First a few small rituals that build power toward his corner as the book and his master suggested. Rituals to cloud the area and give him the cover he'd need to do anything bigger and set up his public rise.
He wondered, should he admit to being a growing warlock as he worked to take over Nerima, or perhaps just a budding businessman?
Maybe yakuza.
He would want to be feared and respected regardless.
As the young warlock considered his brightening, or perhaps darkening, future, he failed to note as, through a drafty window, the wind blew in what appeared to him to be a simple scrap of paper.
The scrawled on piece of paper smacked right into one of the four moving statuettes and almost immediately the dark-light behind the things stone eyes vanished. The wind was already picking up the paper, and smacking it into the remaining statuettes and then, it was carried on out through another window.
As the fourth of his statuettes stopped moving a fumbled to a fall, Gosunkugi finally noticed that something had gone wrong.
"What the hell?" he demanded, walking over to examine the fallen statuette.
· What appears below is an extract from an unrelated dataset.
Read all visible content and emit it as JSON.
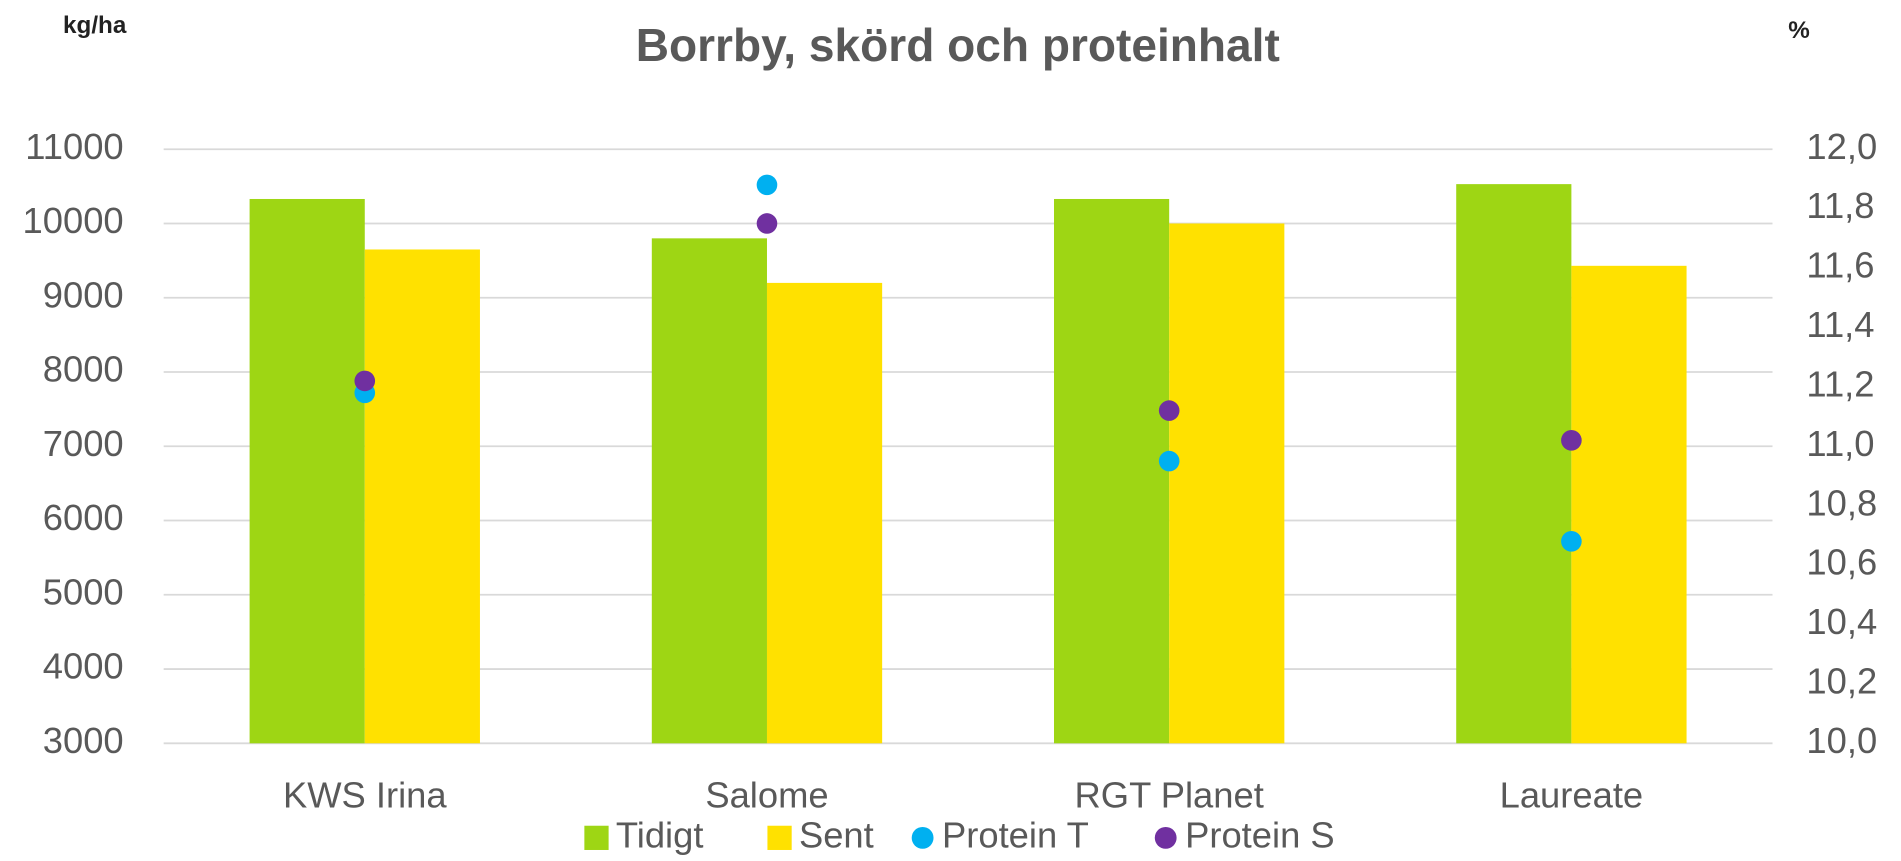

Grumbling as he couldn't find anything wrong, the warlock turned to the other three and pointed to the one in front of him.
"Bring it back to the circle," he said irritably.
As the statues refused to do anything, he grew more irritated and walked over to poke at the things until her realized that none of them were bound with spirits any longer either.
Confusion on his face, he scratched his head and walked back to the warehouse.
"Each of those took my a day to animate," he complained. "What did I do wrong?"